Hatt, who is one of two co-chairs of a citizen’s committee supporting the levy, said this emphasis on learning bears out in the hard numbers provided every year by the Washington Assessment of Student Learning standardized tests. WASL scores compiled for South Whidbey seventh and tenth graders last year show marked improvement in student performance over the past three years.
“It shows the educational process is working,” he said.
That kind of evidence is important to the campaign the citizen’s committee is waging. While at this point voters seem to be inclined to vote “yes” for the levy, actually getting them to the polls requires motivation. Based on voter turnout from the last levy election, at least 1,268 people must vote in favor of the measure for it to be validated. The final “yes” tally must also translate into a 60-percent approval rate. A simple majority will not do the job.

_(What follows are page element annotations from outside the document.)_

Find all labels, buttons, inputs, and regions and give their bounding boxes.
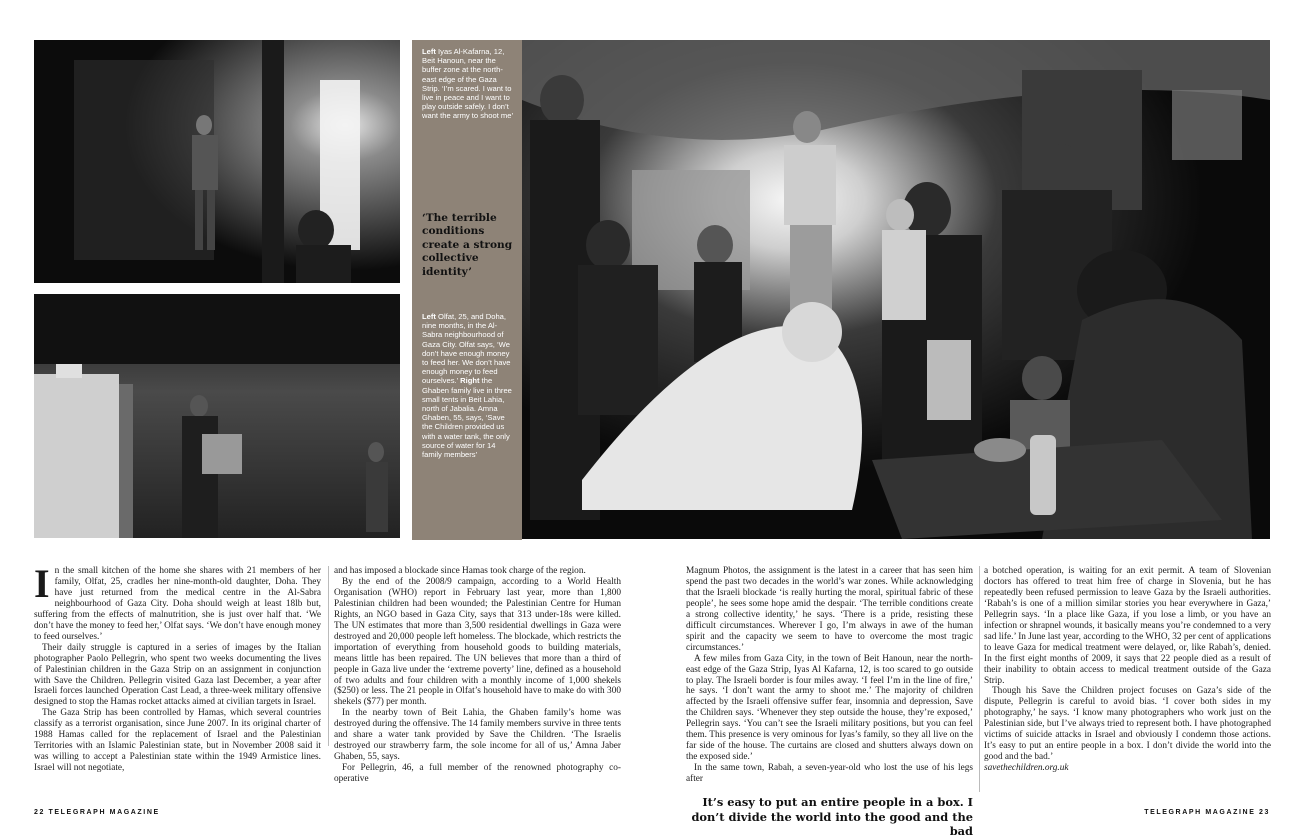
article-paragraph: Though his Save the Children project focuses on Gaza’s side of the dispute, Pellegrin is careful to avoid bias. ‘I cover both sides in my photography,’ he says. ‘I know many photographers who work just on the Palestinian side, but I’ve always tried to represent both. I have photographed victims of suicide attacks in Israel and obviously I condemn those actions. It’s easy to put an entire people in a box. I don’t divide the world into the good and the bad.’ <box>984 686 1271 763</box>
article-paragraph: For Pellegrin, 46, a full member of the renowned photography co-operative <box>334 763 621 785</box>
caption-bottom-lead-right: Right <box>460 376 480 386</box>
article-url <box>984 763 1271 774</box>
photo-mother-kitchen-image <box>34 294 400 538</box>
article-column-3 <box>686 566 973 785</box>
article-url-text: savethechildren.org.uk <box>984 763 1069 774</box>
bottom-pull-quote: It’s easy to put an entire people in a box. I don’t divide the world into the good and the bad <box>691 795 973 839</box>
photo-family-tent <box>522 40 1270 539</box>
caption-top <box>422 47 514 121</box>
article-paragraph: and has imposed a blockade since Hamas took charge of the region. <box>334 566 586 576</box>
caption-bottom-lead-left: Left <box>422 312 436 321</box>
caption-bottom-text-right: the Ghaben family live in three small tents in Beit Lahia, north of Jabalia. Amna Ghaben, 55, says, ‘Save the Children provided us with a water tank, the only source of water for 14 family members’ <box>422 376 512 460</box>
photo-family-tent-image <box>522 40 1270 539</box>
pull-quote: ‘The terrible conditions create a strong collective identity’ <box>422 212 513 278</box>
folio-right: TELEGRAPH MAGAZINE 23 <box>1144 809 1270 816</box>
photo-boy-window <box>34 40 400 283</box>
caption-bottom <box>422 312 514 459</box>
article-column-2 <box>334 566 621 785</box>
caption-top-text: Iyas Al-Kafarna, 12, Beit Hanoun, near the buffer zone at the north-east edge of the Gaza Strip. ‘I’m scared. I want to live in peace and I want to play outside safely. I don’t want the army to shoot me’ <box>422 47 514 121</box>
folio-left: 22 TELEGRAPH MAGAZINE <box>34 809 160 816</box>
article-paragraph: By the end of the 2008/9 campaign, according to a World Health Organisation (WHO) report in February last year, more than 1,800 Palestinian children had been wounded; the Palestinian Centre for Human Rights, an NGO based in Gaza City, says that 313 under-18s were killed. The UN estimates that more than 3,500 residential dwellings in Gaza were destroyed and 20,000 people left homeless. The blockade, which restricts the importation of everything from household goods to building materials, means little has been repaired. The UN believes that more than a third of people in Gaza live under the ‘extreme poverty’ line, defined as a household of two adults and four children with a monthly income of 1,000 shekels ($250) or less. The 21 people in Olfat’s household have to make do with 300 shekels ($77) per month. <box>334 576 621 708</box>
article-paragraph: a botched operation, is waiting for an exit permit. A team of Slovenian doctors has offered to treat him free of charge in Slovenia, but he has repeatedly been refused permission to leave Gaza by the Israeli authorities. ‘Rabah’s is one of a million similar stories you hear everywhere in Gaza,’ Pellegrin says. ‘In a place like Gaza, if you lose a limb, or you have an infection or shrapnel wounds, it basically means you’re condemned to a very sad life.’ In June last year, according to the WHO, 32 per cent of applications to leave Gaza for medical treatment were delayed, or, like Rabah’s, denied. In the first eight months of 2009, it says that 22 people died as a result of their inability to obtain access to medical treatment outside of the Gaza Strip. <box>984 566 1271 686</box>
caption-top-lead: Left <box>422 47 436 56</box>
article-paragraph: In the nearby town of Beit Lahia, the Ghaben family’s home was destroyed during the offensive. The 14 family members survive in three tents and share a water tank provided by Save the Children. ‘The Israelis destroyed our strawberry farm, the sole income for all of us,’ Amna Jaber Ghaben, 55, says. <box>334 708 621 763</box>
article-column-1 <box>34 561 321 774</box>
article-paragraph: In the same town, Rabah, a seven-year-old who lost the use of his legs after <box>686 763 973 785</box>
column-divider <box>979 566 980 792</box>
article-paragraph: Their daily struggle is captured in a series of images by the Italian photographer Paolo Pellegrin, who spent two weeks documenting the lives of Palestinian children in the Gaza Strip on an assignment in conjunction with Save the Children. Pellegrin visited Gaza last December, a year after Israeli forces launched Operation Cast Lead, a three-week military offensive designed to stop the Hamas rocket attacks aimed at civilian targets in Israel. <box>34 642 321 708</box>
article-paragraph: Magnum Photos, the assignment is the latest in a career that has seen him spend the past two decades in the world’s war zones. While acknowledging that the Israeli blockade ‘is really hurting the moral, spiritual fabric of these people’, he sees some hope amid the despair. ‘The terrible conditions create a strong collective identity,’ he says. ‘There is a pride, resisting these difficult circumstances. Wherever I go, I’m always in awe of the human spirit and the capacity we seem to have to overcome the most tragic circumstances.’ <box>686 566 973 653</box>
article-paragraph <box>34 561 321 643</box>
article-paragraph: A few miles from Gaza City, in the town of Beit Hanoun, near the north-east edge of the Gaza Strip, Iyas Al Kafarna, 12, is too scared to go outside to play. The Israeli border is four miles away. ‘I feel I’m in the line of fire,’ he says. ‘I don’t want the army to shoot me.’ The majority of children affected by the Israeli offensive suffer fear, insomnia and depression, Save the Children says. ‘Whenever they step outside the house, they’re exposed,’ Pellegrin says. ‘You can’t see the Israeli military positions, but you can feel them. This presence is very ominous for Iyas’s family, so they all live on the far side of the house. The curtains are closed and shutters always down on the exposed side.’ <box>686 653 973 763</box>
article-paragraph: The Gaza Strip has been controlled by Hamas, which several countries classify as a terrorist organisation, since June 2007. In its original charter of 1988 Hamas called for the replacement of Israel and the Palestinian Territories with an Islamic Palestinian state, but in November 2008 said it was willing to accept a Palestinian state within the 1949 Armistice lines. Israel will not negotiate, <box>34 708 321 774</box>
column-divider <box>328 566 329 746</box>
caption-bottom-text-left: Olfat, 25, and Doha, nine months, in the Al-Sabra neighbourhood of Gaza City. Olfat says, ‘We don’t have enough money to feed her. We don’t have enough money to feed ourselves.’ <box>422 312 511 386</box>
photo-mother-kitchen <box>34 294 400 538</box>
drop-cap: I <box>34 561 50 606</box>
article-column-4 <box>984 566 1271 774</box>
caption-panel <box>412 40 522 540</box>
photo-boy-window-image <box>34 40 400 283</box>
article-text: n the small kitchen of the home she shares with 21 members of her family, Olfat, 25, cradles her nine-month-old daughter, Doha. They have just returned from the medical centre in the Al-Sabra neighbourhood of Gaza City. Doha should weigh at least 18lb but, suffering from the effects of malnutrition, she is just over half that. ‘We don’t have the money to feed her,’ Olfat says. ‘We don’t have enough money to feed ourselves.’ <box>34 566 321 642</box>
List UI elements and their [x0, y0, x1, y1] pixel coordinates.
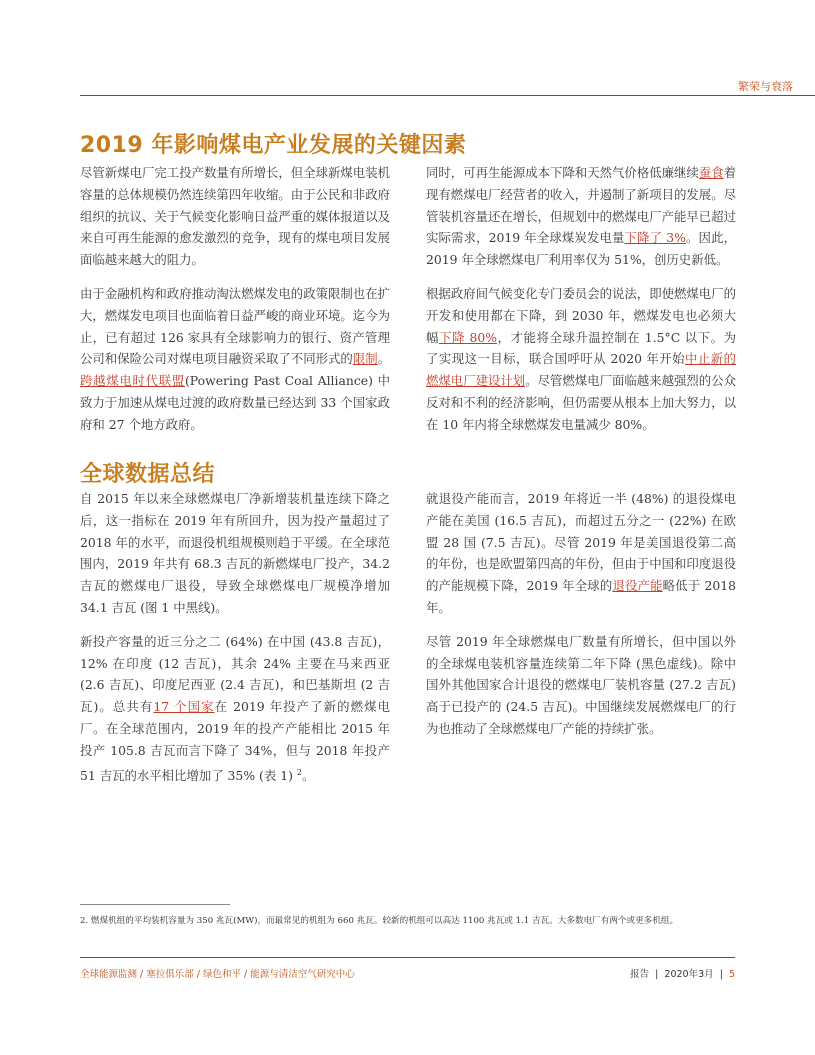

To provide the motivation test scores and lowered levy rate may not, volunteers working with the citizens committee will be on the streets Feb. 5 waving signs in support of the measure and encouraging people to get to the polls.
The first votes on the issue could start rolling in this week as absentee and mail-in voters fill out their ballots. Laster said he can’t imagine a large number of “no” votes turning up in the early balloting or on Feb. 5.
“We really are thankful for the level of support the community has shown us,” he said.
Past school levy votes have always passed by comfortable margins, but recent changes in the economy are still a worry. Laster said the board of education decided to ask for a two-year term on the levy rather than the six allowed to re-
assure voters worried about their ability to pay taxes in the long run. Expected to cost property owners $1.47 per $1,000 of property value, the levy could be an even better deal when the district learns how much money it will get from the state for the 2002-03 school year. In the 2000, 2001 and 2002 the district’s actual levy rate was or will be lower than the rate projected the last time the public voted for school funds. The rate was higher than projected in 1997, 1998 and 1999.
Levy supporters know not every levy floated on South Whidbey succeeds. Two years ago, voters rejected a levy proposed by the South Whidbey Parks and Recreation District. A modified measure later won approval.
A parks levy is also on the ballot Feb. 5. Also a replacement levy, the measure will not increase taxes beyond 15 cents per $1,000 property owners already pay.
The schools and the parks will split the approximate $8,000 in election costs for the ballot measures.